Sid Rosenberg Suspended "How Does This Guy Not Lose His Job?"
What the Sports Host Did was Illegal
How does he not get fired? How does the station not lose their licence with the FCC?
He allegedly attempted what radio industry folks call “plugola” according to the Miami Herald. Plugola, which is illegal and a Federal Communications Commission violation that could cost a station its license, happens when a talk-show host is paid without the station’s approval to promote a product on the air.
Rosenberg was apparently in debt somewhere in the neighborhood of $100,000 to a sports betting website, the Herald reports. Instead of paying off the losses, he struck a deal with the site to mention them on the air during his radio show without the station's knowledge.
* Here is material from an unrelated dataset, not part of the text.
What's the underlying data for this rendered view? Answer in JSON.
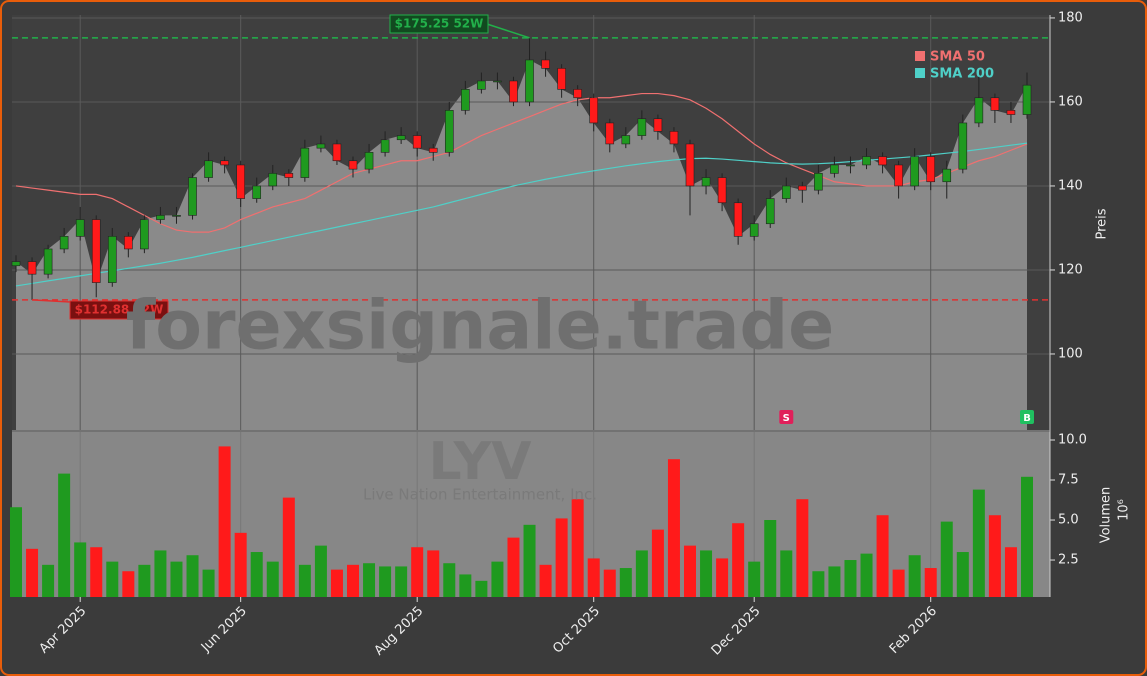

Rosenberg was allegedly caught after he made some sloppy mistakes. He received a fax at the station spelling out their private agreement, and Rosenberg forgot and left it in the fax machine. Someone found it and brought it to the attention of station management.
The legality of websites that are set up for football betting are still a little fuzzy in the eye of the law in the United States. However plugola is illegal, but apparently using the public airwaves to receive the benefit of reducing one's own personal gambling debt is OK.
How many folks have been let go from their radio station for doing something a lot less... like playing a song they were not suppose to play or putting someone on the air that results in the station getting sued?